The recent case of Allen v. Stoddard (2012) 212 Cal.App.4th 807 has highlighted at least one pitfall regarding filing a claim against an estate. The Allen court has pointed out that Probate Code section 9353 (“Section 9353”), which imposes a deadline of 90 days in which to file a lawsuit against an estate on a rejected creditor’s claim, and Code of Civil Procedure section 366.3 (“Section 366.3”), which imposes a deadline of one year to enforce a claim against a decedent for breach of a promise or agreement relating to a distribution from an estate or trust, have conflicting requirements as to a claimant’s time to file a lawsuit regarding claims for breach of a promise to make a will.
The Allen case involved James Humpert (“James”) and Richard Allen (“Richard”), who were not married or registered domestic partners, but were in a committed long-term relationship with one another. James had always promised Richard that he would “take care” of Richard should he pass away. James passed away on October 29, 2010.
Upon James’ death, Richard filed a petition to be appointed as administrator of James’ estate. Edith Stoddard (“Edith”), James’ sister, filed a competing petition and prevailed. Pursuant to Probate Code Section 9351, Richard timely filed a creditor’s claim against James’ estate based on James’ promise that he would always “take care” of Richard. On May 19, 2011, the estate formally rejected Richard’s claim, clearing the way for Richard to initiate a lawsuit against James’ estate.
On August 18, 2011, ninety-one days after his claim was rejected, Richard filed his lawsuit against James’ estate in the probate court. The estate defended, claiming that Richard’s lawsuit was not filed within the 90 day deadline set by Section 9353. Under Section 9353, a lawsuit on a rejected claim must be filed within 90 days from the date of rejection. Because Richard missed the 90 deadline by one day, the estate argued that Richard’s lawsuit was untimely and was, therefore, barred. The trial court agreed and dismissed Richard’s lawsuit. Richard appealed.
On appeal, the appellate court noted that there was an inherent conflict between Section 9353, which sets a 90 day deadline in which to file a lawsuit on a rejected claim, and Section 366.3, which sets a deadline of one year from the decedent’s date of death in which to file a lawsuit for breach of a promise or agreement to make a distribution from an estate or trust. The question for the appellate court was, which deadline controls? If the 90 day deadline set by Section 9353 controlled, then Richard was out of luck as he filed his lawsuit 91 days after his claim was rejected. However, if the one year statute in Section 366.3 controlled, then Richard’s suit was timely filed and therefore not barred.

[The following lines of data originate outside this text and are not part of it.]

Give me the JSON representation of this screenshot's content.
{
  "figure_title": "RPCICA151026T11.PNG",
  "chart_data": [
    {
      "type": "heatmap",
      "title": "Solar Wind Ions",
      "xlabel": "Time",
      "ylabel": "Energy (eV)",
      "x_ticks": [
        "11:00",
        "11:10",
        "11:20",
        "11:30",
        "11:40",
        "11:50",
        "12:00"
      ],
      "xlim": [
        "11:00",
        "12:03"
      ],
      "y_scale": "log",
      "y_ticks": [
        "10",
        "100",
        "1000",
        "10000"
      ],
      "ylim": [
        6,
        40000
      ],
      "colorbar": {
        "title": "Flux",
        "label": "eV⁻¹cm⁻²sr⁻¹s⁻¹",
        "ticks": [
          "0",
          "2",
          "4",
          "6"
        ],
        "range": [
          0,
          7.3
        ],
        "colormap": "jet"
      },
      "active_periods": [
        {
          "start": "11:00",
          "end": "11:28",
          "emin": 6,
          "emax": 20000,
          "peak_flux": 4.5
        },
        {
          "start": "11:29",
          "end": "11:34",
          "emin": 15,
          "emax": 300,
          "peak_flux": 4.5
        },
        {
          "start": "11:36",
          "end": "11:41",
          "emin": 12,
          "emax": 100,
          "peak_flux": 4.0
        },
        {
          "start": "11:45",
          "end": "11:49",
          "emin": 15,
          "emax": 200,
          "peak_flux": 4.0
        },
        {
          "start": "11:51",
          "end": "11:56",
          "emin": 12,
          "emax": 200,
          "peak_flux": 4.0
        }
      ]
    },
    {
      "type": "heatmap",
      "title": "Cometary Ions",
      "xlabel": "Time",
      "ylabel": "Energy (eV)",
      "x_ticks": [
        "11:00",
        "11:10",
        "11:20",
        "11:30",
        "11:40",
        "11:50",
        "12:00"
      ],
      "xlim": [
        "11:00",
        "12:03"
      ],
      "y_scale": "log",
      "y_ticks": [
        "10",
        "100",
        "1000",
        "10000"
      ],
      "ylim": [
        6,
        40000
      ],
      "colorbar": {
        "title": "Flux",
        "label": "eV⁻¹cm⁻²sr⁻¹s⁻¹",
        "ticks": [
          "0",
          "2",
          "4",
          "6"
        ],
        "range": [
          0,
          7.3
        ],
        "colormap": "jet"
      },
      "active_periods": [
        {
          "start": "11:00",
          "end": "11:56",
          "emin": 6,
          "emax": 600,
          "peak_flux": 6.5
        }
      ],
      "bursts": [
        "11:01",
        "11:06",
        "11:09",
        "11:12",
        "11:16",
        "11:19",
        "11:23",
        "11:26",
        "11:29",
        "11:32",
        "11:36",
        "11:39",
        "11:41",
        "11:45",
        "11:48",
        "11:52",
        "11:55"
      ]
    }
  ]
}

The appellate court determined that, as the newer and more specific of the two statutes, Section 366.3, with its one-year-from-date-of-death deadline, trumped Section 9353’s 90-day-from-date-of-rejection deadline. Thus, in matters involving a breach of promise to make a will or distribution from a trust, where a timely filed claim has been filed and rejected, the deadline to file a lawsuit is not 90 days from the date of the claim’s rejection but one year from the date of death of the decedent. Since Richard had filed his lawsuit within one year from the date of James’ death, his lawsuit was not time barred despite the fact that he had filed it later than 90 days after his creditor’s claim was rejected. The trial court’s decision was thus reversed and Richard’s lawsuit lived to see another day.
What it Means to You
The determination by the Allen court that Section 366.3, and not Section 9353, applies in these situations can present a trap for the unwary. For instance, let’s say a timely claim has been filed in a case involving breach of a promise to make a will and the claim is rejected 11 months after the decedent’s death. If the claimant is unaware that the one-year-from-date-of-death deadline of Section 366.3 controls, and instead relies on the 90 day deadline set forth in Section 9353, he or she could file the lawsuit within 90 days but after expiration of the one year deadline and thus be time barred.
Certainly, the decision in Allen may help a creditor who has failed to file a lawsuit within 90-days from rejection of the claim but is still within the one year statute of limitations of Section 366.3. That said, a prudent creditor and practitioner would be wise not to rely too heavily on Allen as there is no way of knowing for certain if other California appellate districts will follow the Allen’s court lead if presented with a similar situation on appeal. Thus, until there is better clarity on the issue, the prudent thing to do in matters involving breach of promise to make a distribution in a will or trust is to timely file a creditor’s claim and, upon rejection of that claim, file a lawsuit within the earlier of 90 days from date of rejection of the claim or one year from the date of the death of the decedent.
It is also very important to note that Allen’s holding is limited to the limitation period of filing a lawsuit after a claim is rejected by the estate. Allen does not consider the consequence of not filing a claim against the estate in the first place – another potential lethal trap for the unwary. So, again – to be certain that your lawsuit is not time barred, file a creditor’s claim timely and, upon rejection of that claim, file your lawsuit within the earlier of the 90 day deadline from the date of rejection of the claim, as set forth in Section 9353, or the one year deadline from the date of the decedent’s death, as set forth in Section 366.3.